A week or so ago, I posted an enquiry concerning practical
considerations in using EMSA. I received many very useful answers to my
enquiry, and I would like to thank all that participated in the
discussion. I would like to offer ABRF subscribers the following
compilation of responses, as it may be helpful to users of this
technique.
Mark
The questions
1) How long does it take to run an experiment?
2) How quantifyable are the results?
3) Can it be automated?
4) What are its limitations?
5) How reproducible are the results?
The answers
1) It takes about 1-2 hours to pour the non-denaturing gel out and
prepare the samples, plus 2-4 hours to run the bandshift (=
electro-mobility shift assay, EMSA), the time will vary depending on the
size of the free probe, the concentration of the PAGE gel and the
maximum current you would choose to use. This will be followed by
1/2-12 hours to expose the film, if the probe is P-32 labeled.
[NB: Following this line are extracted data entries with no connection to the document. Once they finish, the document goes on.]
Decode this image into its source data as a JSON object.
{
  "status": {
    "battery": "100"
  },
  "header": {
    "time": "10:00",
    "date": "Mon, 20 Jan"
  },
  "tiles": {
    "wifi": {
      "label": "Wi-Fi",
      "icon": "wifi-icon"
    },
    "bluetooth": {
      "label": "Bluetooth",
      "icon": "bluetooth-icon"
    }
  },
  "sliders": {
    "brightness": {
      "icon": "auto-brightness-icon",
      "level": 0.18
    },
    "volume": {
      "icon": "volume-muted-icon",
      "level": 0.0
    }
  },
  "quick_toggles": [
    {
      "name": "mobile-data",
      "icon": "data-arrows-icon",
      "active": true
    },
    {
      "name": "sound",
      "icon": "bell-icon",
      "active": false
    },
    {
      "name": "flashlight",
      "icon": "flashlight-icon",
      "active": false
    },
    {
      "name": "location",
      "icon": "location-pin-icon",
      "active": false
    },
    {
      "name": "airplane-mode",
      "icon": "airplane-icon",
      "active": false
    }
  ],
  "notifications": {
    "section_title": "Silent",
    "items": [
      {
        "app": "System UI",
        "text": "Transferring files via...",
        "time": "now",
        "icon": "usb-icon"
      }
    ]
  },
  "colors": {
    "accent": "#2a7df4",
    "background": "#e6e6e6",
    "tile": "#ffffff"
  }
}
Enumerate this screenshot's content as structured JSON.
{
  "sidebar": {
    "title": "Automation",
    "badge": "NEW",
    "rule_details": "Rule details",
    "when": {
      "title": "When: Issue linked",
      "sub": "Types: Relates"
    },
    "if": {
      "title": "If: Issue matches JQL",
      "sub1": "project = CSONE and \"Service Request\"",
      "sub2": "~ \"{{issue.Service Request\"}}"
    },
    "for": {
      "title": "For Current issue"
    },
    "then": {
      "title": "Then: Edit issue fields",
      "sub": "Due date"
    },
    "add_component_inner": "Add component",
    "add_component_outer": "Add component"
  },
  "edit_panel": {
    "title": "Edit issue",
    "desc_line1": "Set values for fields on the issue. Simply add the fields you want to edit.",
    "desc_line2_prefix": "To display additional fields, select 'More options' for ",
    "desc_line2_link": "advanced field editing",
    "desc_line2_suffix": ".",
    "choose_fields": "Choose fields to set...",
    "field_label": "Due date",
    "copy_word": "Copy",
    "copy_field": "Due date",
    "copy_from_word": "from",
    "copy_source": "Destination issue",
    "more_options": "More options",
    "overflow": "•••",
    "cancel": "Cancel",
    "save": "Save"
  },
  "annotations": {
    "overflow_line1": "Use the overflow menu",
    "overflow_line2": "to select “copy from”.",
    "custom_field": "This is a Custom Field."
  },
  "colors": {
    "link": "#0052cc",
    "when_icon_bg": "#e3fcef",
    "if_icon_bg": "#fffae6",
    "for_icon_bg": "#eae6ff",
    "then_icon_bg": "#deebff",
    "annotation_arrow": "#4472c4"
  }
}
However,
the typical experiment will take longer if you plan to use different
probes - the labeled DNA that you would like to use is probably
double-stranded, and has to be less than 150 bp, better several dozen
base pairs long. The latter means you have to choose one of the
following: a) synthesize (partially) complementary oligos, anneal them,
fill them with Klenow and P-32 dNTP, run a gel and isolate them from a
gel; b) use "hot" PCR to amplify the probe either on a plasmid template
or on a longer synthetic oligo that would serve as a template; c)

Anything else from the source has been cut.